The Wax Label Sessions
Grizzled survivors of the 78-rpm era and the early days of LPs may remember the Wax label, but this music is likely to come as a surprise to most listeners. It was made in 1947, the year that bassist Al Hall ran the little company in New York and recruited some of the best mainstream players of the day to record for it. Ben Webster's tenor saxophone is prominent in two quintets: his own and one led by Hall. The Hall session has Webster at his peak of gruff powerhouse swing on "Rose of the Rio Grande" and rhapsodic on a superb version of Benny Carter's "Blues in My Heart." The trumpeter in Hall's band is Dick Vance, a nearly forgotten hero of the swing era.
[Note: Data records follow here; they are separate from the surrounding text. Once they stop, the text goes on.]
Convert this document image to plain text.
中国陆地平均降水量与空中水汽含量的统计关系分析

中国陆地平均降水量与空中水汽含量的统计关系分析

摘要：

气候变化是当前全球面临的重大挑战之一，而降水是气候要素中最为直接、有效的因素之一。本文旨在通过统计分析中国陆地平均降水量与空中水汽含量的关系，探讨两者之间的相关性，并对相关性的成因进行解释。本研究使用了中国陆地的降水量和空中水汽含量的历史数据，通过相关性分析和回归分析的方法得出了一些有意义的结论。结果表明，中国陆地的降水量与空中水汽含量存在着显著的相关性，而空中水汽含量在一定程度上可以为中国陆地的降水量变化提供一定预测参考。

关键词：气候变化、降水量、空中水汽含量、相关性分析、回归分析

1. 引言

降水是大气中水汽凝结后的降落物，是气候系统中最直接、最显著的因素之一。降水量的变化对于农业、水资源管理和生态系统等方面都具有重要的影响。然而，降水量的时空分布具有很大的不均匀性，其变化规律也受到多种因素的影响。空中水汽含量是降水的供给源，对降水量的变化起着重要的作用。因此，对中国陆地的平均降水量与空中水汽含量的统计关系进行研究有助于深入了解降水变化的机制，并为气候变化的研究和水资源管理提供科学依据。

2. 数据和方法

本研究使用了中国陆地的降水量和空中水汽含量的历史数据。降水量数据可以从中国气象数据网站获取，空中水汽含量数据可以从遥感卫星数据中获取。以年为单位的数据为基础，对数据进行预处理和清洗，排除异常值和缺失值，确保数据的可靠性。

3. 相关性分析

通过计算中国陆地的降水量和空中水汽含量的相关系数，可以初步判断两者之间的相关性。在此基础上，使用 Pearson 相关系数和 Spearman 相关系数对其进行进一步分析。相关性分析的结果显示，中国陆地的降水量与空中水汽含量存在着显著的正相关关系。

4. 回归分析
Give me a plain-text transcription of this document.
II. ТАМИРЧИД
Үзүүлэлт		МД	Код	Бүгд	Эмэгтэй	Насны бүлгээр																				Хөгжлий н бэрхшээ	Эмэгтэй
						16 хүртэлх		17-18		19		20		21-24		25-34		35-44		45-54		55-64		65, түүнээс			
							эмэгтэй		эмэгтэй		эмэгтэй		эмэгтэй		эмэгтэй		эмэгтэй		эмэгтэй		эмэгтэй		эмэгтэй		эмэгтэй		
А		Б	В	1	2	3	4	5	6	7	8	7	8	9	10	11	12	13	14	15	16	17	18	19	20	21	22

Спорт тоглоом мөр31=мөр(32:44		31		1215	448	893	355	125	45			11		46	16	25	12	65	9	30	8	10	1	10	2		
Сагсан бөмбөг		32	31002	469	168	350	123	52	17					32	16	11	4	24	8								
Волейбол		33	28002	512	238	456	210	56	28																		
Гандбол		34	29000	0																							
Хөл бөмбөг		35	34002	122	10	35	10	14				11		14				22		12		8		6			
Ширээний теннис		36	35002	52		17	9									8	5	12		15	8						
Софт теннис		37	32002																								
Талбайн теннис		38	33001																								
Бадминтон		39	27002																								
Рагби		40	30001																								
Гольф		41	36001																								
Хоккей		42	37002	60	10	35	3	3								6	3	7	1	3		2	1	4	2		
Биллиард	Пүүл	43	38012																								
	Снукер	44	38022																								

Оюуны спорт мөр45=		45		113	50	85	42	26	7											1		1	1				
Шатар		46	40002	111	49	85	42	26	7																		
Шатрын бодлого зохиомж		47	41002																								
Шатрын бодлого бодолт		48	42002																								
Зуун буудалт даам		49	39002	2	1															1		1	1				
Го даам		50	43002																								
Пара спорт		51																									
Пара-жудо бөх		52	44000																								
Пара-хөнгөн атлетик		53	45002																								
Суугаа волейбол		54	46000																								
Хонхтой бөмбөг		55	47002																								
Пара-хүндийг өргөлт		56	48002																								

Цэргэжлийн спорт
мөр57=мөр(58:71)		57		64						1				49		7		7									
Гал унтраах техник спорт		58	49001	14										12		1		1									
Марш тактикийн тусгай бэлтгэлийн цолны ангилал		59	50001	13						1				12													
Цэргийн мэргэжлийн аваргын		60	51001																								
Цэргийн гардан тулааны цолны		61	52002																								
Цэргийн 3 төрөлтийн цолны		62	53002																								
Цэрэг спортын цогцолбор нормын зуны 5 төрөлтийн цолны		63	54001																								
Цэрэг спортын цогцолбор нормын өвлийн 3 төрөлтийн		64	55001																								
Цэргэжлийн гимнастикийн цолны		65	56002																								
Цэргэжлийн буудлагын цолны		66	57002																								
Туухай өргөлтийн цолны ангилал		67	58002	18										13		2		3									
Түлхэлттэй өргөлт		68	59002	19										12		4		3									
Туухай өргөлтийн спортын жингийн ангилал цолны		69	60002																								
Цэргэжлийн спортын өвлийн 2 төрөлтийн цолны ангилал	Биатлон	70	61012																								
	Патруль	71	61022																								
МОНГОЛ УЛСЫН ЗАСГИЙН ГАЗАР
In Webster's quintet, Vance's counterpart is Bill Coleman, another prominent soloist rarely mentioned today. He is delightful in solo, and in unison with Webster on the quasi-boppish line fashioned for an uptempo treatment of Irving Berlin's "All Alone." One of the many rewards of this collection is that on half the tracks the drummer is Denzil Best, one of the instrument's greatest brush artists. Another highlight is that Jimmy Jones, a pianist of exquisite touch and harmonic sense, is featured extensively.
Ellingtonians abound, among them Johnny Hodges, Harry Carney, Lawrence Brown, Billy Strayhorn and Otto Hardwick. Hodges' unusual slow treatment of "You're Driving Me Crazy" and Brown's sensuous reading of the melody of Carter's "Key Largo" are highlights of this welcome CD.